A recurring poll showed entrepreneurs feeling even more negative in March, as business owners who previously cheered Trump’s promised tax cuts and deregulation focus on the increased costs created by his import duties.
MAR 24, 2025

President Donald Trump in the Oval Office. Photo: Getty Images
Entrepreneurs and their employees already know what new polling data is saying about their increasingly negative views of their economic prospects in the face of unpredictable tariff policies. The outlook among small-business owners continues to drop from its recent high in December, according to a recurring survey. That drop was driven largely by worries about the costs that President Trump’s import tariffs are creating for companies, and the economic and employment uncertainty that accompany higher prices.
The most recent data on the “Trump Slump” of small-business owner confidence came in the latest survey by The Wall Street Journal and executive coaching and peer advisory specialist Vistage. Balancing out positive and negative replies to six standard questions, the readings for March found the outlook of CEOs at modest-size companies plummeted from its December peak of 111.9 points to 85.4. That’s barely one point higher than the 83.3 level in August, just before surging uncertainty about the looming presidential campaign gave way to optimism about the prospects for the pro-business Trump’s election.
So what caused once surging business-owner confidence to sink in 2025? To a large degree, entrepreneurs, corporations, stock markets, and consumers all suddenly realized that Trump planned to actually impose the sweeping tariffs he’d campaigned on, despite economists’ warnings they’d reignite inflation and possibly tank economic growth.
Since taking office in January, the president has delivered on those promises, announcing 20 percent duties on products from China, and 25 percent levies on goods from Canada and Mexico — a trio of nations supplying 43 percent of all U.S. annual imports. Trump has also said he’ll slap similar taxes on other trading partners, creating extra costs and a rising sense of despair that small-business owners lamented in the recent Vistage poll.
“More than 40 percent said economic conditions had worsened compared with a year ago, up from 22 percent in February,” the Journal said. “(The) share of those who expect conditions to improve over the next 12 months has fallen by half to 27 percent since January.”
The poll also found nearly 70 percent of respondents expect negative consequences to their individual businesses from Trump’s tariffs. Just over half said those effects would necessitate rapid price hikes to customers, and 42 percent expected overall economic conditions to worsen — up from just 13 percent in Q4 last year.
Compounding those concerns, small-business owners don’t have the big cash reserves, easy access to credit, and leverage to negotiate discounts from suppliers that large corporations do to weather economic disruptions. As a result, many entrepreneurs have no option but to increase prices, cancel any investment plans, and consider ways to offset rising costs — including eventual staff reductions.
“There is only a limited amount of things we can do to reduce our costs,” John Glucksman, president of Los Angeles-based customized cap and headwear company Quake City Casuals, told the Journal. With sales having dropped by 40 percent already this year despite his efforts to limit the impact of tariffs on customers, Glucksman said he may have to make cuts from his staff of 45 if things don’t pick up very soon.

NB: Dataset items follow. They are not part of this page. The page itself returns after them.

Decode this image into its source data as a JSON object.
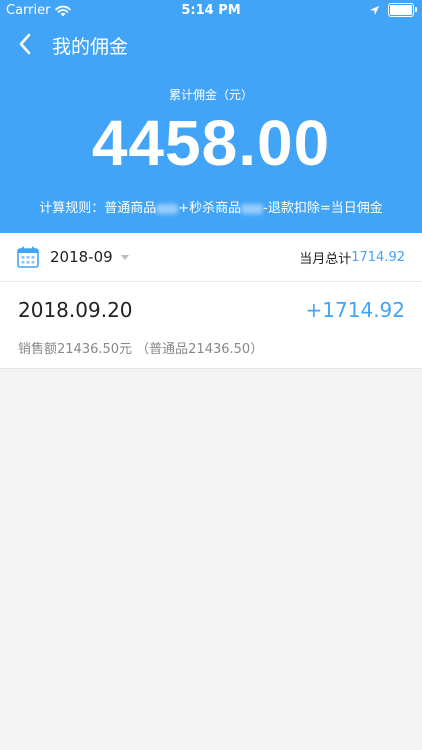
{
  "status_bar": {
    "carrier": "Carrier",
    "time": "5:14 PM",
    "icons": [
      "wifi-icon",
      "location-arrow-icon",
      "battery-icon"
    ]
  },
  "nav": {
    "back_icon": "chevron-left-icon",
    "title": "我的佣金"
  },
  "summary": {
    "label": "累计佣金（元）",
    "total": "4458.00",
    "rule_prefix": "计算规则：普通商品",
    "rule_mid": "+秒杀商品",
    "rule_suffix": "-退款扣除=当日佣金"
  },
  "month_filter": {
    "icon": "calendar-icon",
    "selected": "2018-09",
    "month_total_label": "当月总计",
    "month_total_value": "1714.92"
  },
  "records": [
    {
      "date": "2018.09.20",
      "amount": "+1714.92",
      "detail": "销售额21436.50元 （普通品21436.50）"
    }
  ],
  "colors": {
    "primary": "#42a4f7",
    "background": "#f4f4f4"
  }
}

A similar outlook has left many of his fellow small-business owners feeling glum too.
The most recent Small Business Optimism Index, published by the National Federation of Independent Business, found its members’ outlook in February dropped for the fourth consecutive month, with concern about economic uncertainty rising to its second-highest level ever.

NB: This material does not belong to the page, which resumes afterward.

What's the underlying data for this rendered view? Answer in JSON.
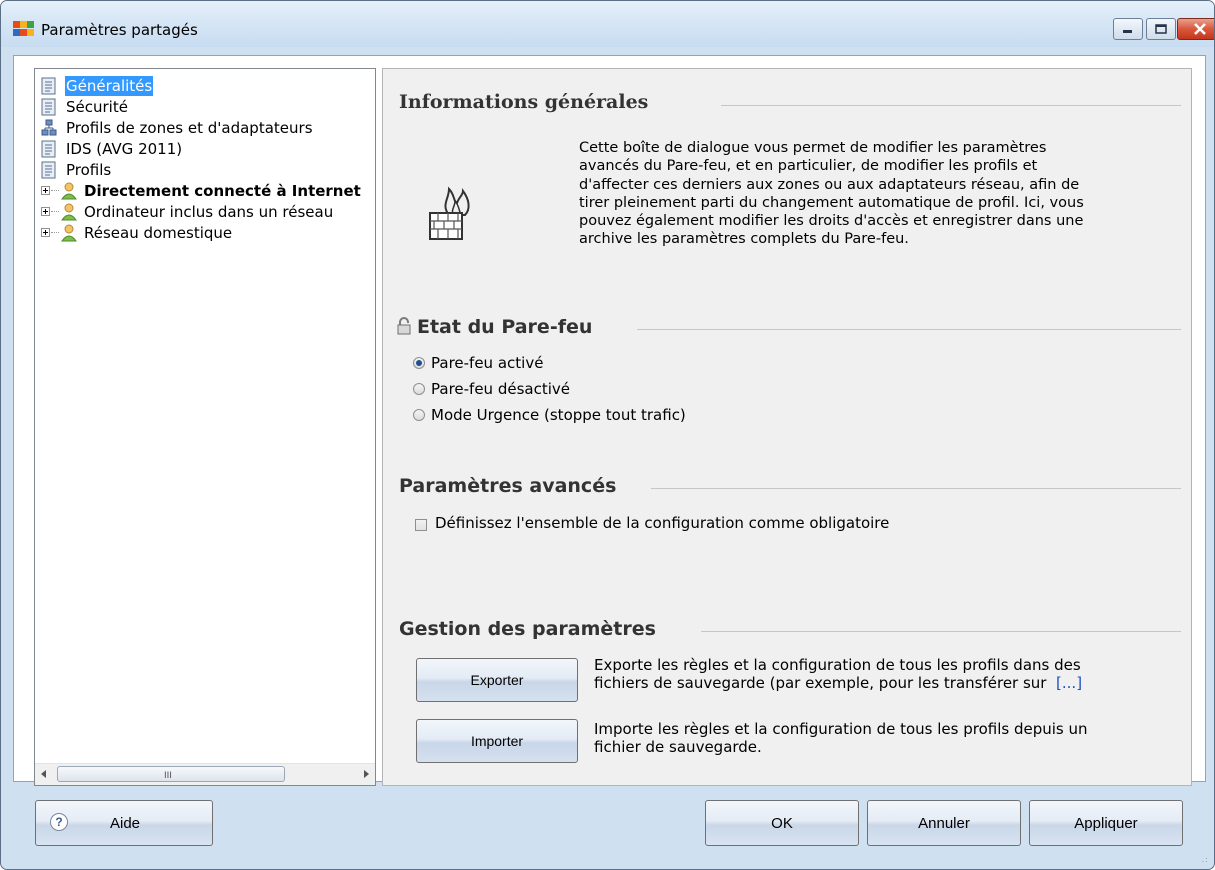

At the same time, the net number of entrepreneurs who expected the economy to improve fell to 37 percent — down from 47 percent in January, and 52 percent in December. As a result, the portion of respondents planning to hire new employees was limited to just 15 percent, down from nearly 20 percent in December.
“Following the high of the 2024 election, the introduction of tariffs has deflated the optimism of CEOs of small and midsize businesses,” wrote Vistage vice president of research Anne Petrik in comments on the poll. “Our latest research reveals that nearly 70 percent of CEOs expect negative impacts of changing tariff and trade policies, a major driver of increasing economic pessimism.”
But Petrik said the survey also revealed a concern among entrepreneurs that corporate executives and Wall Street investors share: Trump’s inconsistent information on the timing, levels, and targets of his tariffs, making effective planning by businesses almost impossible.
“While the tariff playbook has not changed, the uncertainty about when, where, and how these changes will impact makes planning challenging,” Petrik wrote. “The issue at hand may be tariffs, but the problem is uncertainty.”